Orioles 7, Red Sox 5
For the Red Sox, something is always wrong.
It is, quite frankly, amazing how consistent they are about it. Unless they have put themselves in a position where it's absolutely impossible to lose--such as in Monday's 18-9 rout--then the Red Sox will, inevitably, lose.
Tonight, the game was bookended by failures in the third and eighth which, when put together, were simply too much to overcome.
For the first time in ages, the Red Sox actually took a 1-0 lead out of the gate, with Dustin Pedroia and Adrian Gonzalez doubling in the first inning to put Boston up early. With Erik Bedard pitching smoothly for the first two innings and the Sox picking up some more baserunners along the way, the stage seemed set for the first back-to-back wins of September.
Instead, with two outs, Bedard offered up an RBI double to Nick Markakis, and then a line drive to Vladimir Guerrero. The latter should have ended the inning, and completely changed the game. Instead, Josh Reddick started in, hesitated, and then tried to make a leaping grab, only succeeding in knocking the ball into the dirt. From there, Bedard seemed to lose control, walking the bases loaded and giving up a two-RBI ground ball, leaving the game with a 4-1 deficit.
The Red Sox quickly fought back with a two-run shot from Adrian Gonzalez in the bottom half of the third, and between a few singles, a walk, and an errant throw on a would-have-been-inning-ending double play in the fourth, the Sox actually took a 5-4 lead.
Amazingly, the bullpen held. Scott Atchison got by thanks to a few caught stealings from Jarrod Saltalamacchia, Matt Albers threw a strong sixth, and Daniel Bard went 1-2-3 in the seventh.

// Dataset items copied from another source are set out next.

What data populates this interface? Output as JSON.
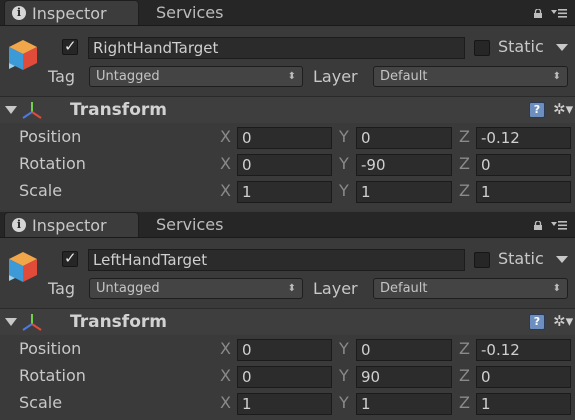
{
  "inspectors": [
    {
      "tabs": {
        "active": "Inspector",
        "inactive": "Services"
      },
      "object": {
        "name": "RightHandTarget",
        "active": true,
        "static_label": "Static",
        "static": false
      },
      "tag": {
        "label": "Tag",
        "value": "Untagged"
      },
      "layer": {
        "label": "Layer",
        "value": "Default"
      },
      "transform": {
        "title": "Transform",
        "rows": [
          {
            "label": "Position",
            "x": "0",
            "y": "0",
            "z": "-0.12"
          },
          {
            "label": "Rotation",
            "x": "0",
            "y": "-90",
            "z": "0"
          },
          {
            "label": "Scale",
            "x": "1",
            "y": "1",
            "z": "1"
          }
        ]
      }
    },
    {
      "tabs": {
        "active": "Inspector",
        "inactive": "Services"
      },
      "object": {
        "name": "LeftHandTarget",
        "active": true,
        "static_label": "Static",
        "static": false
      },
      "tag": {
        "label": "Tag",
        "value": "Untagged"
      },
      "layer": {
        "label": "Layer",
        "value": "Default"
      },
      "transform": {
        "title": "Transform",
        "rows": [
          {
            "label": "Position",
            "x": "0",
            "y": "0",
            "z": "-0.12"
          },
          {
            "label": "Rotation",
            "x": "0",
            "y": "90",
            "z": "0"
          },
          {
            "label": "Scale",
            "x": "1",
            "y": "1",
            "z": "1"
          }
        ]
      }
    }
  ],
  "axis_labels": {
    "x": "X",
    "y": "Y",
    "z": "Z"
  },
  "icons": {
    "info": "info-icon",
    "lock": "lock-icon",
    "menu": "menu-icon",
    "cube": "gameobject-cube-icon",
    "axes": "transform-axes-icon",
    "help": "help-icon",
    "gear": "gear-icon"
  },
  "glyphs": {
    "info": "i",
    "check": "✓",
    "updown": "⬍",
    "help": "?",
    "gear": "✲▾"
  }
}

But he just couldn't handle the eighth. A pair of singles sandwiched around a strikeout to start the inning led Terry Francona to turn to Jonathan Papelbon. The closer would strike out Chris Davis, load the bases on a single to Nolan Reimold, and then go to 3-2 against Robert Andino. The sixth pitch of the at bat had life, but moved across the middle of the zone, and was shot into right field. The bases cleared, the lead fell apart, and the Red Sox lost.
Par for the course.
Three For The Road
Thank You, New York
At least the Yankees won. It's a vile thing to say, yes, but with the Rays being the primary WC competition, having them lose 5-0 makes this terrible failure to perform at least slightly more tolerable. That it comes at the benefit of the New York Yankees...well, beggars can't be choosers, as they say.

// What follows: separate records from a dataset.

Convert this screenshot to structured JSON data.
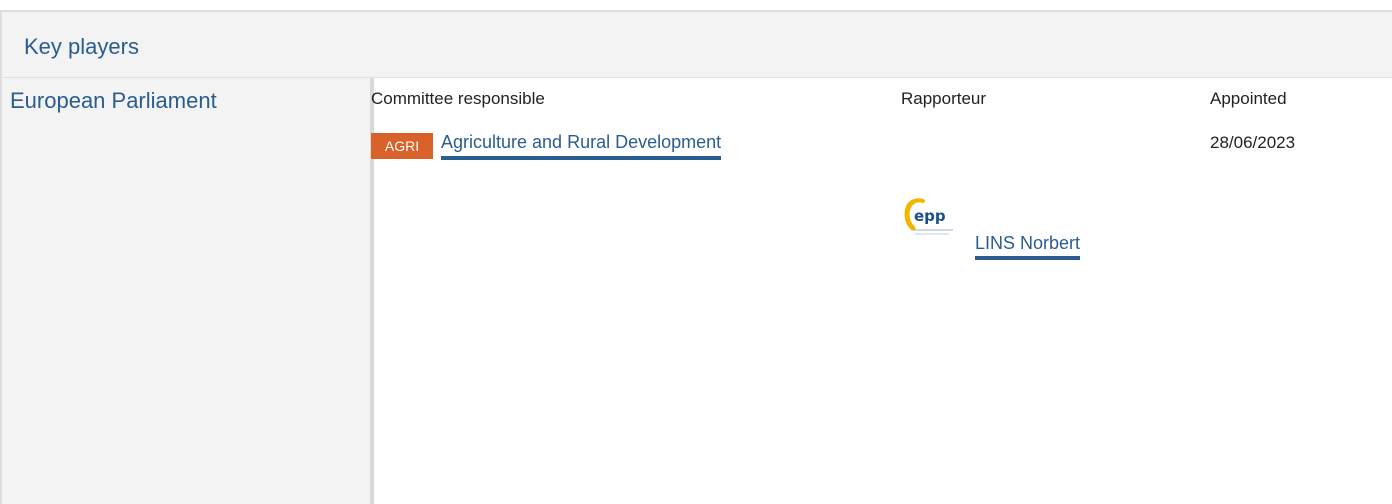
{
  "section": {
    "title": "Key players"
  },
  "institution": {
    "name": "European Parliament"
  },
  "columns": {
    "committee": "Committee responsible",
    "rapporteur": "Rapporteur",
    "appointed": "Appointed"
  },
  "committee": {
    "code": "AGRI",
    "name": "Agriculture and Rural Development",
    "badge_color": "#d9622b"
  },
  "appointment": {
    "date": "28/06/2023"
  },
  "rapporteur": {
    "party_logo": "epp-logo",
    "party_logo_text": "epp",
    "name": "LINS Norbert"
  },
  "colors": {
    "accent": "#2a5d8f",
    "panel_bg": "#f3f3f3"
  }
}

Something always goes wrong in Erik Bedard's starts. If it hadn't been for Reddick's pathetic play in the outfield, the night may have gone so much differently. The lefty's velocity was up in normal ranges, his curveball was breaking hard, and often into the zone where he would want it, and he'd been on target for most of the game. But that error just seemed to throw him completely off. That he would have trouble with the later portions of his outing in a return game seems pretty intuitive to begin with, but he does seem to have the worst luck of any of the Red Sox' starters.
The Worst Of Times
Jonathan Papelbon hadn't allowed a run in over two months before Tuesday's game. It would be remarkably bad timing...except that this seems to be typical of the Red Sox these days. Choose any player on the team, and the one day they'll choose to have their bad game will come at the exact right time to ensure completely a close Sox loss.
Up Next -- Wednesday, 7:10 p.m. | Josh Beckett (13-5, 2.50 ERA) vs. Tommy Hunter (4-4, 4.81)
If the Sox don't at least split this series, they might as well schedule tee times for October.